33-year-old Sarah Everard disappeared without a trace on the night of March 3. Last Wednesday, her body was found in a forest. Her death flares up the debate on violence against women in the United Kingdom, especially because the arrested suspect is a police officer.
“If I walk down the street late at night alone and I hear footsteps from a man behind me, even after all these years I automatically cross the road,” wrote MP Diane Abbott on Twitter, one of the many women who shared her experiences under #SarahEverard. “We shouldn‘t have to behave like this.”
“Kidnapping and murder by a stranger are infrequent, but aggressively followed by a man is,” added actress Katy Brand. “Many of us have been afraid so many times.”
Many women recognized themselves in Everard’s story. She walked home alone in London at night after a visit to a friend, an hour‘s walk. Around 9:30, she was still filmed by a video doorbell near her house, but after that, every trace was missing.
The disappearance case held the British in his grip for days. The latest images of Everard and BOLs were often passed by in newspapers, on TV and the Internet.
Two days ago, a body was found in County Kent, an hour and a half from where Everard disappeared. Although no official identification has yet been made, her family assumes that it is the missing woman.
The day before, police had raided a 48-year-old suspect from the coastal town of Deal. It turned out to be a police officer, a member of the team that secures the parliament buildings, embassies and the Prime Minister’s office residence. It‘s not clear if he knew Everard.
“On behalf of all colleagues, I can say that we are totally bewildered by this horrible news,” said Cressida Dick, head of the London Police. “Fortunately, it’s not common for a woman to be abducted on the street.”

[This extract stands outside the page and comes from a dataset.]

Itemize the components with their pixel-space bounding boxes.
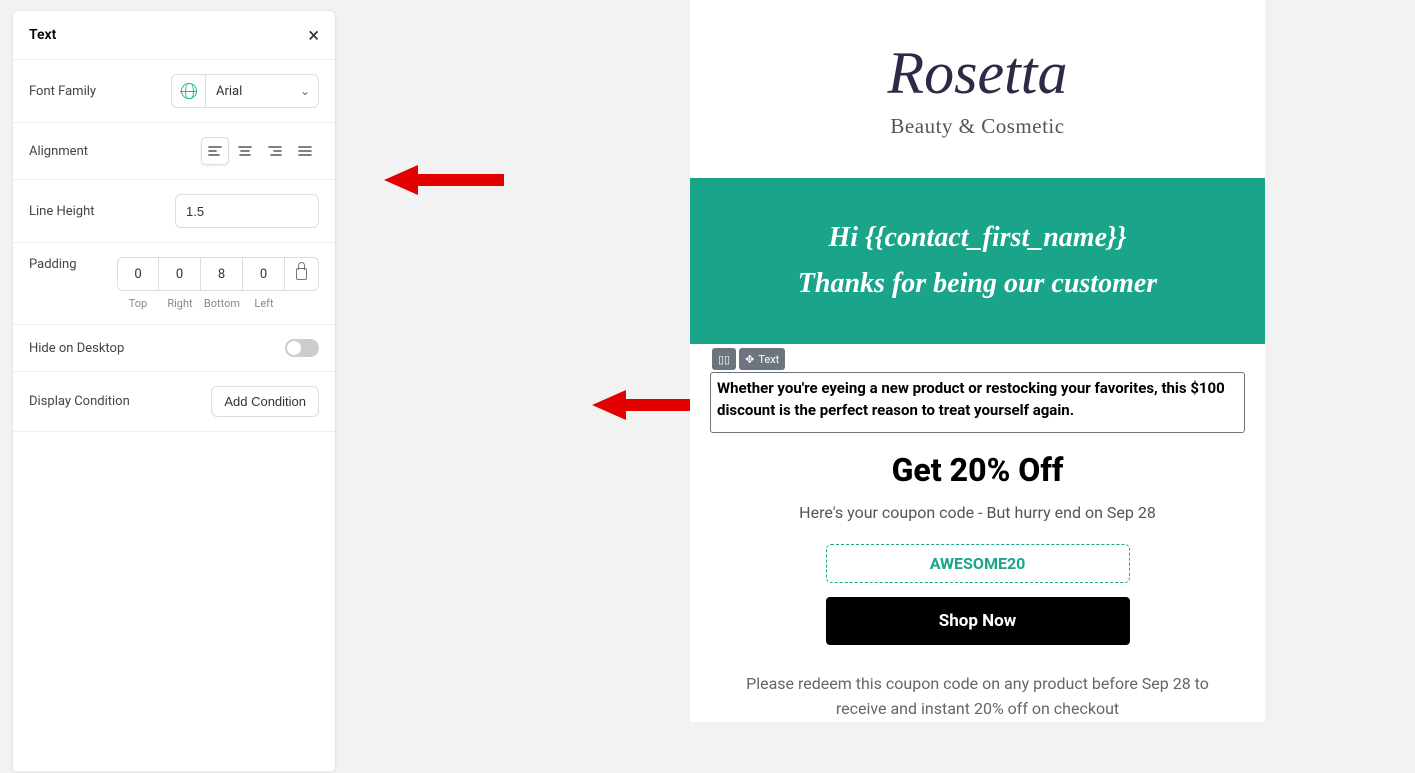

Despite the Commissioner‘s assurance, many women reacted that Everard’s fate is also their nightmare. Many shared with the courage of despair tips they have made for their safety: keys between your fingers like improvised punching braces, flat shoes to run away if necessary, headphones to listen better, always looking over your shoulder.
“In 2021, I still have a curfew at 45,” says Times-columnist Caitlin Moran. “My day outside ends when the sun goes down. If I haven‘t walked or jog the dog by then, I can’t do it anymore. Today I had to stop working at 16:00 to be able to play sports.”

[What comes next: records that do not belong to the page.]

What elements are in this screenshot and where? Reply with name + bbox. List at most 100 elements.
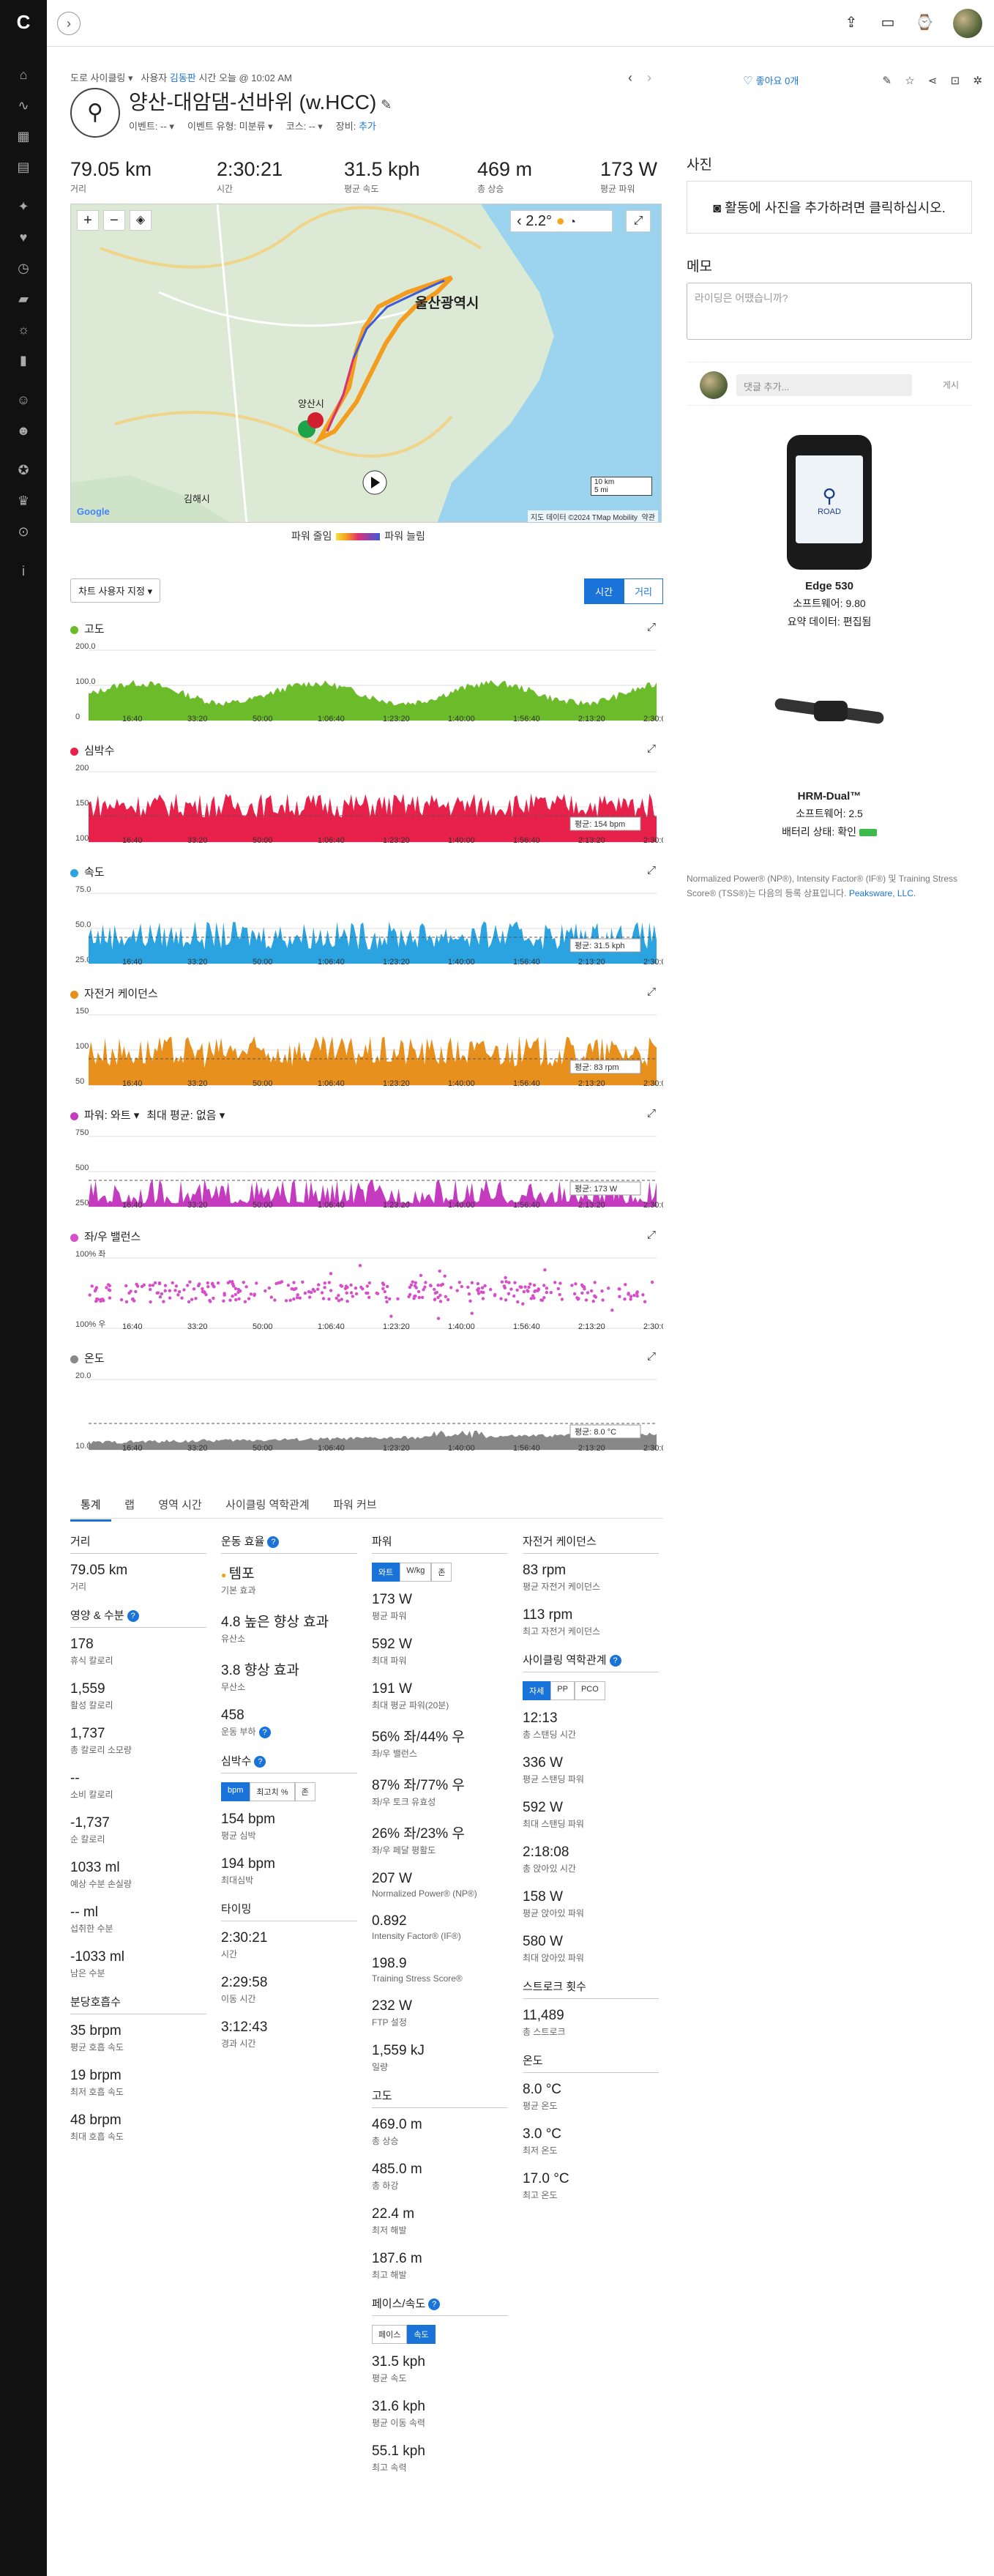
badges-icon[interactable]: ✪	[13, 460, 34, 480]
chart-title[interactable]: 파워: 와트	[84, 1109, 131, 1122]
terms-link[interactable]: 약관	[642, 514, 655, 522]
axis-distance-button[interactable]: 거리	[624, 578, 663, 604]
star-icon[interactable]: ☆	[905, 75, 914, 87]
expand-chart-icon[interactable]: ⤢	[647, 986, 656, 998]
next-activity-icon[interactable]: ›	[647, 70, 651, 85]
chart-plot[interactable]: 200.0 100.0 0 16:40 33:20 50:00 1:06:40 1:23:20…	[70, 641, 663, 737]
settings-icon[interactable]: ⊙	[13, 521, 34, 542]
user-link[interactable]: 김동판	[170, 72, 196, 83]
tab-dynamics[interactable]: 사이클링 역학관계	[215, 1486, 320, 1519]
tab-laps[interactable]: 랩	[114, 1486, 145, 1519]
activity-icon[interactable]: ✦	[13, 196, 34, 217]
prev-activity-icon[interactable]: ‹	[628, 70, 632, 85]
unit-toggle-option[interactable]: W/kg	[400, 1563, 432, 1582]
zoom-in-icon[interactable]: +	[77, 210, 99, 231]
help-icon[interactable]: ?	[267, 1536, 280, 1549]
tab-stats[interactable]: 통계	[70, 1486, 111, 1522]
chart-plot[interactable]: 20.010.0 16:40 33:20 50:00 1:06:40 1:23:20 1:4…	[70, 1371, 663, 1466]
dashboard-icon[interactable]: ⌂	[13, 64, 34, 85]
expand-chart-icon[interactable]: ⤢	[647, 621, 656, 633]
stat-value: 83 rpm	[523, 1563, 659, 1579]
insights-icon[interactable]: ☼	[13, 319, 34, 340]
chart-plot[interactable]: 200 150 100 16:40 33:20 50:00 1:06:40 1:23:20 1:…	[70, 763, 663, 858]
unit-toggle-option[interactable]: 페이스	[372, 2325, 408, 2344]
unit-toggle-option[interactable]: 와트	[372, 1563, 400, 1582]
reports-icon[interactable]: ▮	[13, 350, 34, 371]
comment-input[interactable]: 댓글 추가...	[736, 374, 912, 396]
zoom-out-icon[interactable]: −	[103, 210, 125, 231]
upload-icon[interactable]: ⇪	[840, 13, 862, 34]
activity-title[interactable]: 양산-대암댐-선바위 (w.HCC) ✎	[129, 86, 392, 116]
balance-point	[367, 1281, 372, 1285]
chevron-down-icon[interactable]: ▾	[217, 1109, 225, 1122]
chart-plot[interactable]: 750 500 250 16:40 33:20 50:00 1:06:40 1:23:20 1:…	[70, 1128, 663, 1223]
weather-widget[interactable]: ‹ 2.2° ● ◔	[510, 210, 613, 232]
tab-power-curve[interactable]: 파워 커브	[323, 1486, 386, 1519]
tab-zones[interactable]: 영역 시간	[148, 1486, 212, 1519]
comment-post-button[interactable]: 게시	[943, 379, 959, 391]
calendar-icon[interactable]: ▦	[13, 126, 34, 146]
help-icon[interactable]: ?	[127, 1610, 139, 1623]
connections-icon[interactable]: ☺	[13, 390, 34, 410]
max-avg-select[interactable]: 최대 평균: 없음	[146, 1109, 216, 1122]
unit-toggle-option[interactable]: PCO	[574, 1681, 605, 1700]
trophy-icon[interactable]: ♛	[13, 491, 34, 511]
edit-icon[interactable]: ✎	[882, 75, 892, 87]
peaksware-link[interactable]: Peaksware, LLC.	[849, 888, 916, 898]
expand-sidebar-icon[interactable]: ›	[57, 12, 81, 35]
unit-toggle-option[interactable]: 존	[431, 1563, 452, 1582]
course-select[interactable]: --	[309, 121, 315, 132]
unit-toggle-option[interactable]: PP	[550, 1681, 575, 1700]
unit-toggle-option[interactable]: 속도	[407, 2325, 436, 2344]
pencil-icon[interactable]: ✎	[381, 97, 392, 112]
heart-icon[interactable]: ♡	[743, 75, 752, 87]
unit-toggle-option[interactable]: 존	[294, 1782, 315, 1801]
route-map[interactable]: + − ◈ ‹ 2.2° ● ◔ ⤢ 울산광역시 양산시 김해시 10 km 5…	[70, 204, 662, 523]
help-icon[interactable]: ?	[428, 2298, 441, 2311]
health-icon[interactable]: ♥	[13, 227, 34, 247]
add-photo-button[interactable]: ◙ 활동에 사진을 추가하려면 클릭하십시오.	[687, 181, 972, 234]
stopwatch-icon[interactable]: ◷	[13, 258, 34, 278]
chevron-down-icon[interactable]: ▾	[131, 1109, 140, 1122]
lock-icon[interactable]: ⊡	[951, 75, 960, 87]
layers-icon[interactable]: ◈	[130, 210, 152, 231]
info-icon[interactable]: i	[13, 561, 34, 581]
unit-toggle-option[interactable]: 자세	[523, 1681, 551, 1700]
unit-toggle-option[interactable]: bpm	[221, 1782, 250, 1801]
unit-toggle-option[interactable]: 최고치 %	[250, 1782, 295, 1801]
news-icon[interactable]: ▤	[13, 157, 34, 177]
notes-input[interactable]: 라이딩은 어땠습니까?	[687, 283, 972, 340]
shoe-icon[interactable]: ▰	[13, 289, 34, 309]
groups-icon[interactable]: ☻	[13, 420, 34, 441]
help-icon[interactable]: ?	[258, 1726, 271, 1738]
x-tick-label: 1:56:40	[513, 1079, 540, 1088]
fullscreen-icon[interactable]: ⤢	[626, 210, 651, 232]
expand-chart-icon[interactable]: ⤢	[647, 1350, 656, 1363]
expand-chart-icon[interactable]: ⤢	[647, 1107, 656, 1120]
garmin-logo-icon[interactable]: C	[12, 10, 35, 34]
stat-label-text: 평균 온도	[523, 2101, 558, 2111]
gear-add-link[interactable]: 추가	[359, 121, 376, 132]
activity-type-select[interactable]: 도로 사이클링	[70, 72, 125, 83]
expand-chart-icon[interactable]: ⤢	[647, 864, 656, 876]
event-select[interactable]: --	[160, 121, 167, 132]
trends-icon[interactable]: ∿	[13, 95, 34, 116]
chart-plot[interactable]: 100% 좌 100% 우 16:40 33:20 50:00 1:06:40 1:23:2…	[70, 1249, 663, 1344]
watch-icon[interactable]: ⌚	[913, 13, 935, 34]
gear-icon[interactable]: ✲	[973, 75, 982, 87]
chart-plot[interactable]: 150 100 50 16:40 33:20 50:00 1:06:40 1:23:20 1:4…	[70, 1006, 663, 1101]
avatar[interactable]	[953, 9, 982, 38]
help-icon[interactable]: ?	[254, 1755, 266, 1768]
axis-time-button[interactable]: 시간	[584, 578, 624, 604]
event-type-select[interactable]: 미분류	[239, 121, 266, 132]
chart-plot[interactable]: 75.050.025.0 16:40 33:20 50:00 1:06:40 1:23:2…	[70, 885, 663, 980]
share-icon[interactable]: ⋖	[928, 75, 938, 87]
expand-chart-icon[interactable]: ⤢	[647, 1229, 656, 1241]
customize-charts-select[interactable]: 차트 사용자 지정 ▾	[70, 578, 161, 603]
inbox-icon[interactable]: ▭	[877, 13, 899, 34]
expand-chart-icon[interactable]: ⤢	[647, 742, 656, 755]
end-marker[interactable]	[307, 412, 324, 428]
chart-header: 좌/우 밸런스	[70, 1229, 141, 1244]
help-icon[interactable]: ?	[609, 1655, 621, 1667]
like-count[interactable]: 좋아요 0개	[756, 75, 799, 86]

“It makes such an impression because every woman can identify herself with this,” replied Minister of the Interior Patel. “Every woman must be able to take the streets without fear, intimidation or violence.”
Reclaim the Night
There was also criticism of the police advice during the search for Everard, that women should not go outside alone in the evening. “We are furious that women are expected to adapt our behaviour to stay safe. Women are not the problem,” says activist Anna Birley.
Birley is one of the organizers of a Reclaim the Night march in memory of Everard, a demonstration on Saturday where she disappeared. “This is a vigil for Sarah, but also for all women who feel unsafe,” is the call. “The streets must be safe for women, no matter what they wear, wherever they live, be it day or night.”
The organizers emphasise that women and men are welcome to the march. Others also emphasise that men have a role to play in this debate.
“It is not difficult to find examples of woman-friendly behavior in everyday life. Everyone, especially men, has to say something about that,” says Charlotte Kneer of a stay-of-my house. “The reaction of men should not be ‘not all men are like this’, but ‘I will do everything to stop it’.”